Roy Zawadzki, Terri Johnson, Saman Parvaneh
Edwards Lifesciences


Background: Discovering and understanding subpopulations (i.e., phenotypes) of Transcatheter Aortic Valve Replacement (TAVR) recipients and their differing clinical outcomes (e.g., adverse events) is valuable for delivering safe and effective care. Due to physiological complexity, vulnerable subpopulations are more likely to be identified by clustering across many patient characteristics rather than univariately (e.g., only age). This study explores an interpretable clustering framework that allows a clinical team to understand the clustering rules generated by a decision tree and investigate patient characteristics across different clusters. Furthermore, the team can study the associations between phenotypes and clinical outcomes via post-clustering statistical tests. Method: We utilized public data from a single-center study on TAVR in Germany (n= 581). We clustered the data on continuous demographic, medical history, and pre-operational variables using K-means clustering. In the preprocessing, pairwise correlations were computed, and if there was a pairwise correlation over 0.6, the more clinically meaningful variable was kept. Missing values for the selected columns were imputed using the MissForest algorithm. Then, the number of clusters was selected using the Silhouette score.

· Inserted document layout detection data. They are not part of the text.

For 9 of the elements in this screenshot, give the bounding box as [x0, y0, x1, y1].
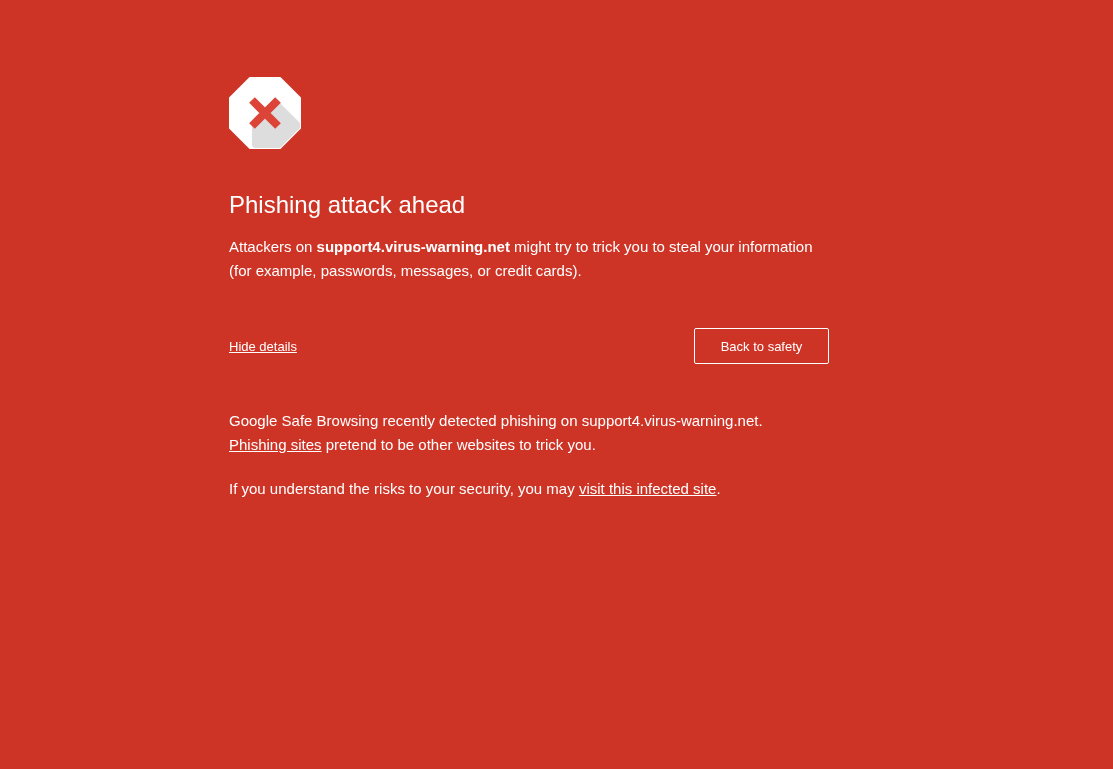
stop-sign-x-icon: [229, 77, 301, 149]
inline-link[interactable]: visit this infected site: [578, 480, 717, 497]
warning-title: Phishing attack ahead: [229, 190, 467, 220]
details-paragraph: If you understand the risks to your security, you may visit this infected site.: [229, 479, 722, 499]
inline-link[interactable]: Phishing sites: [229, 436, 322, 453]
warning-message: Attackers on support4.virus-warning.net might try to trick you to steal your information (for example, passwords, messages, or credit cards).: [229, 237, 814, 281]
back-to-safety-button[interactable]: Back to safety: [694, 328, 829, 364]
hide-details-link[interactable]: Hide details: [229, 338, 297, 354]
details-paragraph: Google Safe Browsing recently detected phishing on support4.virus-warning.net. Phishing sites pretend to be other websites to trick you.: [229, 411, 764, 455]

Next, we examined differences between clusters using a one-way analysis of variance (ANOVA). Furthermore, we fit a decision tree to predict cluster membership using the clustering variables, extracting and visualizing the prediction rules for each cluster for interpretation. Lastly, the clusters were analyzed for differences in rates of adverse events using a chi-squared test of independence. Results: Six clusters were found using silhouette score. Cluster 2 had a statistically significant higher incidence of myocardial injury during operation. Decision tree rules for cluster 2 were extracted for interpreting this cluster (Figure 1). Discussion: Our proof-of-concept analysis highlights the potential of interpretable clustering to understand patient phenotypes. This methodology can be used to find clinically meaningful associations between phenotypes and adverse events.